What's with that? You say "organic" and everyone kisses your feet and throws dollar bill confetti at you. You say "natural" and people are learning that the word doesn't mean what they think, but they still smile at you and generally buy your beans.
But just say GMO and watch everyone light the torches and get the pitchforks. Even nice sensible folks like those at Treehugger, who should be a bit more responsible with what they %promote. They even say it in their article - it's the extraction process that causes all the toxicity. Please please please people, there's a difference between a Frankensoyabean and a GMO soyabean designed to produce more using less resources. There's less difference between a "natural" soyabean and a GMO soyabean, because the "natural" soyabean has had its genes selectively bred out to the point where it grows more beans from less soil, whereas the GMO bean has had essentially the same thing done to it but with a pipette and microscope.
The "Frankenbean" on the other hand is the kind of thing Treehugger and alert individuals should be on the lookout for - anything that's being bred to be no longer a soyabean, and is instead a combination of soaybean and fish protein and red grape resveratrol, for example. (No - I'm not saying such a thing exists - but there have been such hybrid chimerae.)

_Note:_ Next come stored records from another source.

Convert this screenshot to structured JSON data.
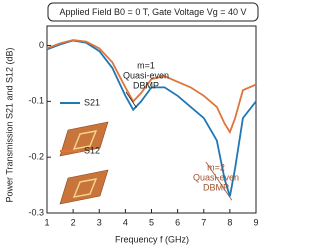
{
  "chart_data": {
    "type": "line",
    "title": "Applied Field B0 = 0 T, Gate Voltage Vg = 40 V",
    "x_label": "Frequency f (GHz)",
    "y_label": "Power Transmission S21 and S12 (dB)",
    "x": [
      1,
      1.5,
      2,
      2.5,
      3,
      3.5,
      4,
      4.3,
      4.6,
      5,
      5.5,
      6,
      6.5,
      7,
      7.5,
      7.8,
      8,
      8.2,
      8.5,
      9
    ],
    "series": [
      {
        "name": "S21",
        "color": "#1f77b4",
        "values": [
          -0.007,
          0.002,
          0.009,
          0.005,
          -0.01,
          -0.04,
          -0.09,
          -0.115,
          -0.1,
          -0.075,
          -0.075,
          -0.09,
          -0.11,
          -0.13,
          -0.17,
          -0.24,
          -0.27,
          -0.22,
          -0.13,
          -0.1
        ]
      },
      {
        "name": "S12",
        "color": "#e0743a",
        "values": [
          -0.005,
          0.004,
          0.01,
          0.007,
          -0.005,
          -0.03,
          -0.075,
          -0.1,
          -0.085,
          -0.06,
          -0.055,
          -0.065,
          -0.075,
          -0.09,
          -0.11,
          -0.14,
          -0.155,
          -0.13,
          -0.08,
          -0.07
        ]
      }
    ],
    "xlim": [
      1,
      9
    ],
    "xticks": [
      1,
      2,
      3,
      4,
      5,
      6,
      7,
      8,
      9
    ],
    "ylim": [
      -0.3,
      0.035
    ],
    "yticks": [
      0,
      -0.1,
      -0.2,
      -0.3
    ],
    "annotations": [
      {
        "lines": [
          "m=1",
          "Quasi-even",
          "DBMP"
        ],
        "color": "#222"
      },
      {
        "lines": [
          "m=2",
          "Quasi-even",
          "DBMP"
        ],
        "color": "#a0522d"
      }
    ]
  }
}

The other thing to watch out for - as always, and as belabored to the point of dead equine in The Body Friendly Zen Cookbook - is the processing. Processing is the stage where the chemicals are added and subtracted, where good wholesome whole food becomes the toxic stuff that's causing illnesses and deaths.
I could keep going about where to draw a line between "organic" and "GMO" and "artificial" but there are entire ethics committees out there trying to work those boundaries out. As usual, it's not up to them, it's up to you, yourself. Are you prepared to eat lecithin from a soyabean that, instead of having been bred for decades to a particular form, has had those changes made overnight? Are you still prepared to eat that lecithin after the lecithin has been extracted with an alcohol? What about hexane?
Short extract from Wikipedia:
"common constituents of gasoline and glues used for shoes, leather products, and roofing. Additionally, it is used in solvents to extract oils for cooking and as a cleansing agent for shoe, furniture and textile manufacturing. "
and also this
"The neuropathic toxicity of n-hexane in humans is well known; cases of polyneuropathy have typically occurred in humans chronically exposed to levels of n-hexane ranging from 400 to 600 ppm, with occasional exposures up to 2,500 ppm. The unusual toxicity of n-hexane (compared with other alkanes) has resulted in the chemical industry switching away from n-hexane in favour of n-heptane where possible."
Now - after reading the Treehugger article, I felt scared for my life. But after reading the above, I'm more equipped to deal with that fear and make a rational decision. My decision is that I care less about which beans produce the lecithin and more about how it's extracted and what it gets added to it during the process.